Hai festeggiato il tuo 900esimo match proprio Aux Mélèzes con i Ticino Rockets e già in quella circostanza i tifosi locali, pur senza avere chissà che legami con il club, scandirono il tuo nome a fine gara e ti chiamarono per una “ola” sotto il loro settore. Un segnale premonitore?
“Io credo al destino e a questi segnali. I fans qui mi adorano, ma non so esattamente per quale motivo. Sono qui da un mese e mezzo, ma è come se fossi qui da 10 anni. Già l’anno scorso la società voleva prelevarmi, ma la mia licenza era a Friborgo. L’allenatore Louis Matte, quando sono arrivato, mi ha detto che le skills ti portano ai playoff, ma poi per arrivare al titolo hai bisogno di gente grande e grossa. Per questo motivo ha deciso di prendere oltre a me pure Fontana”.

La vostra vittoria non è una sorpresa, ma la forma forse un po’ sì. Un 4-0 contro l’Olten era inatteso. Risultato ingannevole oppure giusto?
“C’è da dire che per due volte ci siamo imposti all’overtime. Inoltre i solettesi erano privi di Nunn e del loro miglior elemento elvetico. Noi invece siamo praticamente stati sempre al completo ed eravamo in piena fiducia. Prima di Gara 4 eravamo veramente convinti e sicuri di chiudere la serie in trasferta in sole quattro gare”.

Pensi che ci siano chance di centrare la promozione?
“La musica è la solita. La differenza tra le due categorie esiste, ma noi siamo reduci da una stagione vittoriosa, l’avversario invece no e non avrà la nostra fiducia. Magari saremo vicini, magari no, dura da dire. Abbiamo fatto gli stupidi per qualche giorno, ma ti garantisco che ora ci stiamo preparando a puntino per affrontare lo spareggio al massimo. Siamo concentrati e vogliamo la promozione”.

Sfiderete l’Ajoie del tuo grande amico Ciaccio…
“Con lui e Huguenin abbiamo una chat di gruppo, ma non parliamo di questa sfida. Credo che Damiano non ne voglia discutere troppo. Tra i due club c’è sempre stata una grande rivalità, sarà una sfida interessante. L’entusiasmo in casa nostra è enorme, tutti i biglietti per le prime due partite casalinghe sono stati venduti in cinque minuti, sarà un ambiente infuocato”.

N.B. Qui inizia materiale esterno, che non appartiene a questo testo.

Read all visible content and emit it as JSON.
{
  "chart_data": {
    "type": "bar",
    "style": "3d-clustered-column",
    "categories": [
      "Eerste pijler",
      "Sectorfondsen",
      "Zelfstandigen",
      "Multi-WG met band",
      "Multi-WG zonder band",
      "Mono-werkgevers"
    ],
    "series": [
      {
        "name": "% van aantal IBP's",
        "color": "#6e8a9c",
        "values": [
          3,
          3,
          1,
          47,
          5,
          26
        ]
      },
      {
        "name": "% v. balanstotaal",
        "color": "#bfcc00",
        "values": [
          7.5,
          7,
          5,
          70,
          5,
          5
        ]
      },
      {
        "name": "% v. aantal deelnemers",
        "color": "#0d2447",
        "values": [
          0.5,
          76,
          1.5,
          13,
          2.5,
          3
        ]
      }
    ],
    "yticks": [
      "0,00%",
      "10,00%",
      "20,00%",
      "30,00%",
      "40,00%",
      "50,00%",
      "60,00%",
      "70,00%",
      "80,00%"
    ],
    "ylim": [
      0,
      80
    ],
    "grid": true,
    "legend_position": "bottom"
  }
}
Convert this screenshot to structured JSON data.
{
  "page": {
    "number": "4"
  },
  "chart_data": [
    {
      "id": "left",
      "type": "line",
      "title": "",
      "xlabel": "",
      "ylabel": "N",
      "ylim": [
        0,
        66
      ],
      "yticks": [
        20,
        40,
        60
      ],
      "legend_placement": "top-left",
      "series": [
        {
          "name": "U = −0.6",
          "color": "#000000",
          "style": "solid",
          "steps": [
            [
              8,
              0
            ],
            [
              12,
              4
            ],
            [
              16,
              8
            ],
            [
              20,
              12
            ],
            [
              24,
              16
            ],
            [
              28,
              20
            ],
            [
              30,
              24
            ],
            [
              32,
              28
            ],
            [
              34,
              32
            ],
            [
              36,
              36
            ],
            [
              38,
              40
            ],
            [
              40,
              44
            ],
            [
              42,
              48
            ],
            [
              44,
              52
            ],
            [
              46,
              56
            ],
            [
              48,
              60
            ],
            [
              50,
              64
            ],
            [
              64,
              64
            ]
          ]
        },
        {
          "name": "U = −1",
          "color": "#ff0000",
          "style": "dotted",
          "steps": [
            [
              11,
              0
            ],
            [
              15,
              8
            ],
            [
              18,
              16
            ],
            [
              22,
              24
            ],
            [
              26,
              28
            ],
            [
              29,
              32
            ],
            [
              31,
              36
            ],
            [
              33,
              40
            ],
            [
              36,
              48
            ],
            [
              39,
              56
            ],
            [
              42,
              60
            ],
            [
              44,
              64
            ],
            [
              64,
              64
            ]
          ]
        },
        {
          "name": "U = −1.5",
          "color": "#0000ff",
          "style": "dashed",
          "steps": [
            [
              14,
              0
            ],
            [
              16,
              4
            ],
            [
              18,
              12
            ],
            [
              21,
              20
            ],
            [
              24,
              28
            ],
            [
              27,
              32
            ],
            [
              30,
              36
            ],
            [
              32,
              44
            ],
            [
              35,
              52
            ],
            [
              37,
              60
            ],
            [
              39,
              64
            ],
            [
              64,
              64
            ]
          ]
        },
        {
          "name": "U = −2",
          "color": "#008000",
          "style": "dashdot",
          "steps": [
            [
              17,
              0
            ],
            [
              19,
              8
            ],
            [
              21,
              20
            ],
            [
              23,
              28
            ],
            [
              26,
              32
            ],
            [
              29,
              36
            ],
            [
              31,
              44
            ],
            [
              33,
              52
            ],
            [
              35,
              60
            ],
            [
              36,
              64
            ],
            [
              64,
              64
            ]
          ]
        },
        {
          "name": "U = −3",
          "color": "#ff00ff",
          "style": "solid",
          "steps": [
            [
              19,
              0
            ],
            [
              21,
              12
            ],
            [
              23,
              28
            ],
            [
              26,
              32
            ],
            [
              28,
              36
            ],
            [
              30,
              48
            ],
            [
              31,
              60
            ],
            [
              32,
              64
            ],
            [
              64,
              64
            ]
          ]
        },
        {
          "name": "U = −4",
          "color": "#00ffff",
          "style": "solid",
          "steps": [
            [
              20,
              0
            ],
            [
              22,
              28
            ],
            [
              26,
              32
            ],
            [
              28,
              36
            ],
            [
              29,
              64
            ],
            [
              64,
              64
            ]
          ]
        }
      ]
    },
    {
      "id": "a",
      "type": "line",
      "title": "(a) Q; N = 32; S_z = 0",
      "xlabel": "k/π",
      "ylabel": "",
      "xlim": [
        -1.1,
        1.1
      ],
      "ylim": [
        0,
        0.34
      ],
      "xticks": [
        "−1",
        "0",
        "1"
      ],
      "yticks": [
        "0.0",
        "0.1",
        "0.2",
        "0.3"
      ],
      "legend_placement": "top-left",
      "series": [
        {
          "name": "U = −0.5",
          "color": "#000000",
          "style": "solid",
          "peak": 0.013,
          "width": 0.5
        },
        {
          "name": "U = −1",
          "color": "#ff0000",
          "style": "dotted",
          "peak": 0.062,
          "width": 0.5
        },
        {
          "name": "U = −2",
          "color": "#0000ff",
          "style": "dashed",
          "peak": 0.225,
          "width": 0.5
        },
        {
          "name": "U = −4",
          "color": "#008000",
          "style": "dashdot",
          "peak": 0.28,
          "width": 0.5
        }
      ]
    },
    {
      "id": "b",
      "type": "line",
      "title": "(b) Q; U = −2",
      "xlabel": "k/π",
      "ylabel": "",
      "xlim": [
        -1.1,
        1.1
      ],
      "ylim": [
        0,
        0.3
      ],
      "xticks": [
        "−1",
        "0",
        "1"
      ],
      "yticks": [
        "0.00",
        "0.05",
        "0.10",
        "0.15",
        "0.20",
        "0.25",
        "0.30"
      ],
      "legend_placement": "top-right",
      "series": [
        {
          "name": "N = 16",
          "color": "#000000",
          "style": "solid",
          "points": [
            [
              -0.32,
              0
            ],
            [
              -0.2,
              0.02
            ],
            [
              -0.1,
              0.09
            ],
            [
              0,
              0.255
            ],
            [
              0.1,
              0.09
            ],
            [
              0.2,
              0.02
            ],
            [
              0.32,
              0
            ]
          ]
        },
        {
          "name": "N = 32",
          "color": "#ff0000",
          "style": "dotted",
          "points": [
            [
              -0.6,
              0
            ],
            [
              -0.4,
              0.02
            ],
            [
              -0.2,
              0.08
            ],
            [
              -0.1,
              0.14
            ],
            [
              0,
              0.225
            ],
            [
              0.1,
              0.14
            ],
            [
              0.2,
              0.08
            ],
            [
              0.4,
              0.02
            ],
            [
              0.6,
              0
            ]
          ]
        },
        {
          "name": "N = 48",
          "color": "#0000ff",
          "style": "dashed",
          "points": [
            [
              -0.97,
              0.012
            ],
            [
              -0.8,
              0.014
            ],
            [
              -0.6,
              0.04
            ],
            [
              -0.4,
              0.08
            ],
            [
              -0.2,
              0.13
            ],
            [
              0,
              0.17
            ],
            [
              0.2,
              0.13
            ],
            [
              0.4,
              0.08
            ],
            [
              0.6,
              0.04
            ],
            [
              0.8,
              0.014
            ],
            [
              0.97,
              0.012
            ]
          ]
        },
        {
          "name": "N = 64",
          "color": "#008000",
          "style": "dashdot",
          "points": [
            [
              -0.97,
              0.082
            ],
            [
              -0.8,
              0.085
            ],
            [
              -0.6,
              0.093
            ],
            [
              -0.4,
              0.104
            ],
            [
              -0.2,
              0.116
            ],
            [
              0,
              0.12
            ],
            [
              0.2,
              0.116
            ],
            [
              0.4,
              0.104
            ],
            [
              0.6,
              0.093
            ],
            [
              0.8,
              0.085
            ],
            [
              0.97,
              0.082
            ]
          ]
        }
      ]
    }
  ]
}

Hai nominato diverse volte il coach. Louis è il gemello di René Matte, l’assistente dell’Ambrì. Che tipo è? Sono gemelli in tutto e per tutto?
“Louis ti dà l’impressione di conoscerlo da una vita, È molto rispettato per tutto quello che ha fatto a Ginevra in qualità di assistente di Chris McSorley. Fa ottime teorie, carica bene tutta la squadra, l’intero gruppo è dietro di lui e lo segue. René, essendo sempre stato a Friborgo, è sempre stato molto vicino a me. Entrambi adorano scherzare, ti fanno sentire bene, sono simili caratterialmente. A volte adesso quando vedo il coach mi viene spontaneo chiamarlo René, sono veramente identici, uguali identici”.

Questo trionfo ti dà ulteriore voglia di continuare la carriera oppure fa l’effetto opposto, è la fine perfetta?
“Avrei dovuto già smettere due anni fa. In questo senso ci tengo a ringraziare i Ticino Rockets e in particolar modo Sebastien Reuille. Senza di lui sarei già stato un ex giocatore e non avrei potuto vivere questa emozione, gli sarò riconoscente per tutta la vita. Adesso prendo giorno per giorno, valuterò se varrà la pena cambiare nuovamente regione, investire forze per continuare a giocare oppure no. Ora come ora sono più orientato a depositare pattini e bastoni definitivamente in cantina, ma magari già domani cambierò idea”.